Intanto cosa non è: Blonde non è la storia di Marilyn Monroe (nessun film potrebbe esserlo) - nata Norma Jeane Baker - ma la storia di una donna che lotta con l’identità di Marilyn Monroe. Il film, disponibile su Netflix da mercoledì scorso (28 settembre) e arrivato per la sua prima mondiale alla 79esima Mostra del cinema di Venezia, è un adattamento del popolare romanzo di Joyce Carol Oates che si appoggia su un mix di realtà e finzione.
Girato a colori e in bianco e nero, Blonde si apre, in un prologo onirico, durante l’infanzia tormentata di Norma Jeane nel 1933: una madre (Julianne Nicholson) con disturbi psichiatrici che tenta di annegarla nella vasca da bagno e un padre sconosciuto che non l’ha mai voluta e la cui assenza la ossessionerà per tutta la vita.

Lungo la scalata a Hollywood, dove sfonderà come attrice tra gli anni ’50 e gli anni ’60, Monroe (interpretata da una sensazionale Ana de Armas) si imbatte in mostruosi direttori di studi cinematografici; in mariti violenti (il Joe DiMaggio di Bobby Cannavale la picchia quando le sue foto da pin-up gli capitano fra le mani) o che la vampirizzano per il proprio tornaconto professionale (l’Arthur Miller di Adrien Brody); in amanti (il Charles Chaplin Jr. di Xavier Samuel e l’Edward G. Robinson Jr. di Evan Williams) che abusano delle sue confidenze; in produttori e registi che la sottopagano e la rinchiudono nello stereotipo della ragazza da copertina tutta sensualità e niente cervello; in agenti che le chiedono se ha le mestruazioni quando si fa valere; in adoranti quanto voraci fan con la bava alla bocca.

In uno dei momenti più cupi del film Monroe, finita in una spirale di tossicodipendenza, viene portata letteralmente di peso dai servizi segreti nella stanza d’albergo di John F. Kennedy (Caspar Phillipson) dove il Presidente la costringe a praticargli una fellatio e dove vengono accennate ulteriori violenze sessuali.
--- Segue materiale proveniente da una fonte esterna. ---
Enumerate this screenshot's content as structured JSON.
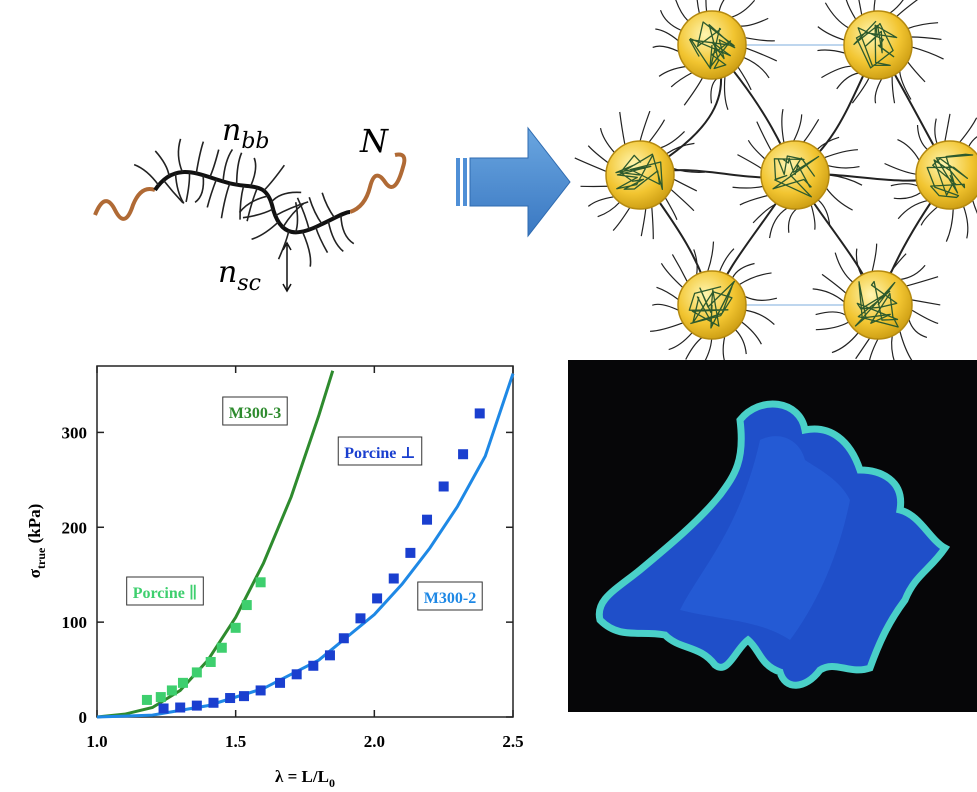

L’ultima mezz’ora conduce - scendendo in una sorta di incubo surrealista - alla morte prematura di Marilyn, in solitudine, con un’inevitabilità lancinante.

Blonde | Official Trailer

 

Com’è

Blonde è un horror psicologico complesso, brutale, crudele, sgradevole e straziante. È luttuoso ma celebrativo, invasivo eppure reverenziale. È l’opera formalmente più audace di Dominik dai tempi di The Assassination of Jesse James by the Coward Robert Ford (L’assassinio di Jesse James da parte del codardo Robert Ford). È un atto d’accusa contro la fama e il sogno americano stesso.

Il filmmaker neozelandese-australiano gioca con il tono e con la forma per ottenere un effetto psichedelico, alienante e distorto, conferendo a un film tecnicamente impeccabile un’enorme potenza visiva. Blonde ha una struttura caotica che rimbalza intorno alla vita della diva americana, ingabbiata nella sua creazione iconica, psicologicamente e fisicamente umiliata. In questo senso l’opera di Dominik offre pochissimi momenti di tregua. I temi dell’abuso e dello sfruttamento si ripetono in tutto il film che non si fa scrupoli a mostrare stupri e aborti portando lo spettatore dentro (il “dentro” diventa letterale a un certo punto) il dolore di Marilyn Monroe, un fantasma avvolto nella carne, sotto l’etichetta di “sexpot” creata dai tabloid. Marilyn è desiderata ma infantilizzata dagli uomini che le stanno intorno.

La maggior parte del film - in costante conversazione con le fotografie iconiche della star e la macchina da presa - si svolge lontano dalle luci della ribalta e crea un quadro d’insieme delle varie narrazioni che Monroe ha raccontato a se stessa e al pubblico, la linea di demarcazione tra fatti e finzione si confonde e la differenza tra ricreazione e invenzione è la stessa che c’è tra lei e la sua immagine.
Il grosso delle critiche che circondano Blonde si deve al fatto che ognuno ha la propria idea di Marilyn Monroe. Un’effigie così piena di astrazioni, proiezioni e dicerie non può che essere una fantasia e de Armas scava in profondità nel vuoto che esiste nell’interstizio tra Marilyn e Norma Jeane.
Alla fine resta una provocazione consapevole: il modo in cui consumiamo le celebrità riducendole a poco più che oggetti feticistici - accusa Dominick - è parte del problema. La tagline del film dice tutto: “Watched by all, seen by none”. Guardata da tutti, vista da nessuno.